For old-school gamers there’s nothing quite like that maddening realization that you’re down to one bullet when you hear that ominous moaning coming from just around the corner. Capcom wanted a new generation of gamers to experience true survival horror with Resident Evil HD — a spiffed-up, HD goodness coating of the 1996 classic.
Instead of mailing in a weak retro-fueled effort, Capcom delivers a modern masterpiece of an already pretty spectacular game.
In later years, the franchise has been way more about action so you could be like me and play with reckless abandon gleefully blast away knowing there’s another slew of zombie blasting bullets right around the corner. Take that strategy in this one and you’ll be in for a long trek through the mansion.
In Resident Evil HD, it’s all about strategy and trying not to let your nerves get the better of you. I’ve been playing video games for decades now and this had me feeling completely self conscious for jumping at my character’s shadow and questioning of I really wanted to keep playing this with the lights off?
The improvements to the graphics are immediately noticeable for those who have played throughout the series across the various platforms ranging from the original PlayStation, PlayStation 2, Gamecube and PlayStation 3. You can actually make out all the details in the infamous mansion where Chris Redfield and Jill Valentine find themselves trapped with little hope of survival. Players can choose a more old school look for the two playable characters or go more with more modern designs from recent games.
The real beauty of the game is the enhanced tension the updated graphics and sound provide. Capcom re-established some camera and lighting perspectives to truly tap into that dreaded sense of fear you get watching horror thrillers. And you’ll have to be just as conscious of resource management as ever as you decide if it’s really, really worth going down that hallway with six bullets and one health-healing herb.
Capcom also tinkered with the control format allowing players two ways to enjoy the madness. The first is the retro ‘tank-like’ controls, which are less responsive and instinctive, but do wonders to further enhance the fear factor.
The more fluid alternative mode features more intuitive controls where movements are in synch with the controller so your character will actually move down when you press down on the control stick.

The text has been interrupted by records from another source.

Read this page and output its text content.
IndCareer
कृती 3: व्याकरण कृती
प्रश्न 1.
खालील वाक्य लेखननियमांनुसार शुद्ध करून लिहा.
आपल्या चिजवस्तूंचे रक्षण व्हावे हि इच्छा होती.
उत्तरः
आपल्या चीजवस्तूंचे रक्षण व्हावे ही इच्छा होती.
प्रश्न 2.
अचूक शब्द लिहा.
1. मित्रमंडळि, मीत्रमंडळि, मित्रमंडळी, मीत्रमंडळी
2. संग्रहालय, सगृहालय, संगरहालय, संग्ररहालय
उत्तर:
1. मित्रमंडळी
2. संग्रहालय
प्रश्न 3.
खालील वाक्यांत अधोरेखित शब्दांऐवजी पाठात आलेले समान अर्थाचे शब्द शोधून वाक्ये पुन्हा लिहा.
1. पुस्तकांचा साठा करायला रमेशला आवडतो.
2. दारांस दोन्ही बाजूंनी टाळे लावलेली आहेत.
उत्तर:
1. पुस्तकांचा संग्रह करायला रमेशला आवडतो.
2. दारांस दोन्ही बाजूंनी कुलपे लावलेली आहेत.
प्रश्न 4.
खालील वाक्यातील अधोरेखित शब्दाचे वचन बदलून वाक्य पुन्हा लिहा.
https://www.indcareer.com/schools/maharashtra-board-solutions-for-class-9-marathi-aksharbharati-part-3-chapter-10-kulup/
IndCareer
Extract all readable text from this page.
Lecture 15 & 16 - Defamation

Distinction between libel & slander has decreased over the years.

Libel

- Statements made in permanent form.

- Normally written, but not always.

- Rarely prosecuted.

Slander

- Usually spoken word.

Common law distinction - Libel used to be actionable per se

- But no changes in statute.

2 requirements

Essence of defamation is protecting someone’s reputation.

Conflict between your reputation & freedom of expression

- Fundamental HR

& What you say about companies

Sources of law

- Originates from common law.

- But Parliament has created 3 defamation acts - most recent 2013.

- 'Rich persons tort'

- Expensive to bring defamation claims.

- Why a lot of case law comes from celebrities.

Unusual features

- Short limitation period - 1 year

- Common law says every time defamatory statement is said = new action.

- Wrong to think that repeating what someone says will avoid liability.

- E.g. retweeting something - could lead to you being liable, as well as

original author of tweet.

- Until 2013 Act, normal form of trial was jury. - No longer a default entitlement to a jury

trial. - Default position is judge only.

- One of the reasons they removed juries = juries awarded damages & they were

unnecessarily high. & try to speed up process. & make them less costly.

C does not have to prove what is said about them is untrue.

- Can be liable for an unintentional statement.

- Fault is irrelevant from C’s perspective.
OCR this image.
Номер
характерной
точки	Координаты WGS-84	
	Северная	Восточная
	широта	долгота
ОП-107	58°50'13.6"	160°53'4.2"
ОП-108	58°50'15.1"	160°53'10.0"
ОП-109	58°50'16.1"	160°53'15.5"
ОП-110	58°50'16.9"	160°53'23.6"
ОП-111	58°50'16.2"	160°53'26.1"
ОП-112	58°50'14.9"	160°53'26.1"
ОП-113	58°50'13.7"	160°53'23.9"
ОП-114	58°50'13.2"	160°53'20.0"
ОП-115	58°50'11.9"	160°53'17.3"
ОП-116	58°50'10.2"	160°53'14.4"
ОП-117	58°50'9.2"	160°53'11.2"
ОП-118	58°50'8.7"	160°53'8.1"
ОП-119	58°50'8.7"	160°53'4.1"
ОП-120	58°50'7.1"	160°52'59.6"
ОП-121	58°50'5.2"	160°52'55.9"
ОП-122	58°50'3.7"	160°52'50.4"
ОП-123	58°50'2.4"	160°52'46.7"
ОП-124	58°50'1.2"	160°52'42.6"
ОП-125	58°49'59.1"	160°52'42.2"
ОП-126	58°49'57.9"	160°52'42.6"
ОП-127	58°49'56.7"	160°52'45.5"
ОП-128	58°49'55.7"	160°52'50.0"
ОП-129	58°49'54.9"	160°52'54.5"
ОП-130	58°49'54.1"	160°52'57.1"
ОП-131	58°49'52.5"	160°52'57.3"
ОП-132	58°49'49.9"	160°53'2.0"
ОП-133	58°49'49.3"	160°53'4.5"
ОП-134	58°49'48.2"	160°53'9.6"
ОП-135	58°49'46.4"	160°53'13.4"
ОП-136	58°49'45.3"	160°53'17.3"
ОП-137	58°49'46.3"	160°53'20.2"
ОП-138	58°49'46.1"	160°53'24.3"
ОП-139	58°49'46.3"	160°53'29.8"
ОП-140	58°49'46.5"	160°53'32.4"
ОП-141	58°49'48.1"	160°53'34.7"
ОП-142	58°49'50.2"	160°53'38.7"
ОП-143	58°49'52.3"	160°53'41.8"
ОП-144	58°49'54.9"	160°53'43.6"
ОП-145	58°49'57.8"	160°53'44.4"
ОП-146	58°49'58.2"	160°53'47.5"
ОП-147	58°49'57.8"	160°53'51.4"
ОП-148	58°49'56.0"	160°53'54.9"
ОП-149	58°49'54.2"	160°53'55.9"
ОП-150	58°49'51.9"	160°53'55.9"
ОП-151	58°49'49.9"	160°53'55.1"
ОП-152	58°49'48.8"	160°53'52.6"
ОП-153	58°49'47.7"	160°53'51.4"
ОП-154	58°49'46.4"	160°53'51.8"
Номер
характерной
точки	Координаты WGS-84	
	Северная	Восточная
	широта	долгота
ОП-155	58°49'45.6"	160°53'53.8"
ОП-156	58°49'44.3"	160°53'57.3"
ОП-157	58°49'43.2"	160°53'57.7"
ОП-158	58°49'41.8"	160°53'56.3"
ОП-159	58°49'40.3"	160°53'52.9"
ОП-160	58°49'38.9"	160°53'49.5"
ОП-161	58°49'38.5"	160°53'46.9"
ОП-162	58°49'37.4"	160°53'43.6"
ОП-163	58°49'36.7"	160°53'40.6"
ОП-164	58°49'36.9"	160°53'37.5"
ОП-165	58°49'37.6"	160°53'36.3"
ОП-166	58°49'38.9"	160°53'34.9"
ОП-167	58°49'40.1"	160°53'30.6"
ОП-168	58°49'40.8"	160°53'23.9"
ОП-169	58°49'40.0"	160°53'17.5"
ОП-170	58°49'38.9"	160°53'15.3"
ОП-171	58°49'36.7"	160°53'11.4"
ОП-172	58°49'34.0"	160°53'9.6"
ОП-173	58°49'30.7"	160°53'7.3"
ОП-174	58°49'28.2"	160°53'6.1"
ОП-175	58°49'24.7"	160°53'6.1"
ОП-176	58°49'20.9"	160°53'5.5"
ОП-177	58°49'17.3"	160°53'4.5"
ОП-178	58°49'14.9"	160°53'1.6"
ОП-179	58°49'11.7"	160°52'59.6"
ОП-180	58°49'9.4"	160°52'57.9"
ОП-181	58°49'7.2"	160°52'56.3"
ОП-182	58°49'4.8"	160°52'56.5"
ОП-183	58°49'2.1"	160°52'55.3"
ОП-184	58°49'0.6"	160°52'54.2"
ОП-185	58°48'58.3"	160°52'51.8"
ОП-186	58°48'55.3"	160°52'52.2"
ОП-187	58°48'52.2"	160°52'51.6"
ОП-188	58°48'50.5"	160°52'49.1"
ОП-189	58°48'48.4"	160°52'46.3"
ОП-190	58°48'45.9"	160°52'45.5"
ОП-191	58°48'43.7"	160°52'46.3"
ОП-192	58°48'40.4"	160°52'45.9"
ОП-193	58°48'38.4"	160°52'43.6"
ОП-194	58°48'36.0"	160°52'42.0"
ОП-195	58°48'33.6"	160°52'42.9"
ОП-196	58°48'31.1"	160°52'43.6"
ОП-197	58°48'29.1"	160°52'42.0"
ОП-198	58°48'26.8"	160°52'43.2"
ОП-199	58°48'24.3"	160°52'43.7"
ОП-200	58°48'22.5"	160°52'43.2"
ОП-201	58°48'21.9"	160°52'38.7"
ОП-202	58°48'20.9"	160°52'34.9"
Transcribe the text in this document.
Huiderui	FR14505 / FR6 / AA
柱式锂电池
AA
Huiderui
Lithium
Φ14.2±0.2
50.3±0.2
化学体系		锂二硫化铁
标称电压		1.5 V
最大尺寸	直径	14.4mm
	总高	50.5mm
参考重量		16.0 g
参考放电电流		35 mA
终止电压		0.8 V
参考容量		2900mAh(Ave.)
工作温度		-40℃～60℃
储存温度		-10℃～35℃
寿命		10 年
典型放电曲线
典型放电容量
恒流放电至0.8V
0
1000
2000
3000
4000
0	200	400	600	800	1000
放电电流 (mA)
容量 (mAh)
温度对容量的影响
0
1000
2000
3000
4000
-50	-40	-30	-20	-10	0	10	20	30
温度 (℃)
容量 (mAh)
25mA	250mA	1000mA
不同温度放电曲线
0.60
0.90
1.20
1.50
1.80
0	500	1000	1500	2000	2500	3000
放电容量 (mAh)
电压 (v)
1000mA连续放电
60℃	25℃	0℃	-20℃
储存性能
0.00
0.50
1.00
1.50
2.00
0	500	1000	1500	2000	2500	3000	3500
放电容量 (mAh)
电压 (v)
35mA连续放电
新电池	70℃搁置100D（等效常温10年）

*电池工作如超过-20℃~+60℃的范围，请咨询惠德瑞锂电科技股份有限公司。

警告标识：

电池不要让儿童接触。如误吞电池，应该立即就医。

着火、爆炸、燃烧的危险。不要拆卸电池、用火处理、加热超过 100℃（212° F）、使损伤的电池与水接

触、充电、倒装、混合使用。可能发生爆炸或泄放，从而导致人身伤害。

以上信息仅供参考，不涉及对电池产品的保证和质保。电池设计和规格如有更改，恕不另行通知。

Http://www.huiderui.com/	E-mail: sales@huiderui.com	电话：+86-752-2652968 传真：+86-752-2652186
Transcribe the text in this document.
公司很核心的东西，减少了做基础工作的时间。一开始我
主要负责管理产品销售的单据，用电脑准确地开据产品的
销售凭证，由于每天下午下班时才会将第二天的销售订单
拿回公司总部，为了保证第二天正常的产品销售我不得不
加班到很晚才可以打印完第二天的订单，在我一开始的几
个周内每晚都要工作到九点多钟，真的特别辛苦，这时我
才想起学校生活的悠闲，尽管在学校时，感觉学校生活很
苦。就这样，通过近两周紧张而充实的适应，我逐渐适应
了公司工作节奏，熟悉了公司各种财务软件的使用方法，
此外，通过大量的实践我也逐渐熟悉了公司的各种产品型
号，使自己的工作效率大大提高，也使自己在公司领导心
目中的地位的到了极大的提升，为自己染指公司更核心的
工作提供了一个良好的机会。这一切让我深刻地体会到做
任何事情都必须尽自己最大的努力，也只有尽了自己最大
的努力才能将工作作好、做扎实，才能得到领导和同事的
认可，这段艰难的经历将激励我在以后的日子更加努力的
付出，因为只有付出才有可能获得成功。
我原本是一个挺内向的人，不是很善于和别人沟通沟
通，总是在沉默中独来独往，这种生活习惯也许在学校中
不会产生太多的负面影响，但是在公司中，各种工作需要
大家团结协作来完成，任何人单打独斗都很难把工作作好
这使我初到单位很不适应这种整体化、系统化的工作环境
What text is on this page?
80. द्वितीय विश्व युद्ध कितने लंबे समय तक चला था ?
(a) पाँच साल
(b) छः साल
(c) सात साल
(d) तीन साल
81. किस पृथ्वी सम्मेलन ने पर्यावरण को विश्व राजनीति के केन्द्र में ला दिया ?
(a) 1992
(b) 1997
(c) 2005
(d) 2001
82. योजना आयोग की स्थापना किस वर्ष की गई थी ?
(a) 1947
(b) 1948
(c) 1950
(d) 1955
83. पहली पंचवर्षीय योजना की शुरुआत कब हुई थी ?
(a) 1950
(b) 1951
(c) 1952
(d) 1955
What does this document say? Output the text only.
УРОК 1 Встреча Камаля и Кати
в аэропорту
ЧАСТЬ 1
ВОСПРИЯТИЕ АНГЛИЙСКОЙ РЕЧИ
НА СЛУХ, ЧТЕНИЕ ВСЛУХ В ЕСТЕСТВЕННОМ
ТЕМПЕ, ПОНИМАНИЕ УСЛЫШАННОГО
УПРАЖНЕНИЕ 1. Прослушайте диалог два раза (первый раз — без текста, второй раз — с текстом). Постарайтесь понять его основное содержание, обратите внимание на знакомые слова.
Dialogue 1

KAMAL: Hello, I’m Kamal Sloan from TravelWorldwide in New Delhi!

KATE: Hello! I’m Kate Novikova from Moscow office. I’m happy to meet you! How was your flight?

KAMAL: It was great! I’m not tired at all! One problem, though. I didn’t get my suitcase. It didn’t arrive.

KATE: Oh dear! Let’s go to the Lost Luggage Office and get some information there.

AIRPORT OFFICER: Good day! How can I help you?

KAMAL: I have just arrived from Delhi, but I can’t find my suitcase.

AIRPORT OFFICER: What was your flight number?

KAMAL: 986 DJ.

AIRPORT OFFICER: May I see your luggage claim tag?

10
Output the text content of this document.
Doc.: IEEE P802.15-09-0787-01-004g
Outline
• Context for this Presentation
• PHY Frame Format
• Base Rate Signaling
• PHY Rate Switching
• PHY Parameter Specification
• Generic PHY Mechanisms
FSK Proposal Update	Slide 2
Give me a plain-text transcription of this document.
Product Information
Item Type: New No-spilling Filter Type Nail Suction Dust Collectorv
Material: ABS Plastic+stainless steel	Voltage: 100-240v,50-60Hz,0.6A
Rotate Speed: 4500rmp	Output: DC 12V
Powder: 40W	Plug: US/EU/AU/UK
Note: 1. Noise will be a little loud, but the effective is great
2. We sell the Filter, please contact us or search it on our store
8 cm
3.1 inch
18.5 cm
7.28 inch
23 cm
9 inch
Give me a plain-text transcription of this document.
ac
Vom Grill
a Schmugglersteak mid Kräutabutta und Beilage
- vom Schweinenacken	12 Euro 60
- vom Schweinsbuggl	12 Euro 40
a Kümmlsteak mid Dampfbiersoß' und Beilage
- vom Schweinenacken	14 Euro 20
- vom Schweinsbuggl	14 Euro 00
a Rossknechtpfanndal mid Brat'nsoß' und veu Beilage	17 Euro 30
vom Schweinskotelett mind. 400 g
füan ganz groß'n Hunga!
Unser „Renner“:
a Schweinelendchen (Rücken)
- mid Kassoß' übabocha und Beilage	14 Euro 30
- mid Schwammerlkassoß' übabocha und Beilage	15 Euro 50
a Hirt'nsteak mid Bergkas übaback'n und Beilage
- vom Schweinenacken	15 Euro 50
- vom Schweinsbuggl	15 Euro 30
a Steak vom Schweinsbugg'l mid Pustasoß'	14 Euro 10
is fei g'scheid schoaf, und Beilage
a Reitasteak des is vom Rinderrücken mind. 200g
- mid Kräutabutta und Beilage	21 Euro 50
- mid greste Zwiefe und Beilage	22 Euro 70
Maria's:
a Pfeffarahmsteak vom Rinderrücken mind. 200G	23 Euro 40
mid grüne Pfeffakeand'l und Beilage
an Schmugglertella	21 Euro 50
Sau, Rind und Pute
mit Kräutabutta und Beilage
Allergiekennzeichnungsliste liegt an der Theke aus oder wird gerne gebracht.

Occasionally, the alternative control gets too sensitive and you’ll get stuck fighting the control to stay on one area while it’s shifting you to another. The 180-degree turn feature allows players to quickly adjust to anything that tries to sneak up on you from behind.
Additionally, Capcom re-recorded dialogue with a new cast and reworked the script to work in characters introduced in future installments. This isn’t some quick money-grab effort with a coat of new paint and Capcom should be commended for putting such care into a project most fans would gobble up anyway practically sight unseen.
Even though some later entries in the series look better and are heavier on action, the mood, tension and embodiment of true survival horror can’t be beat. For $20, you won’t find a better bargain for such an impressive game than Resident Evil HD. That is until Capcom decides on a Resident Evil 2 HD version.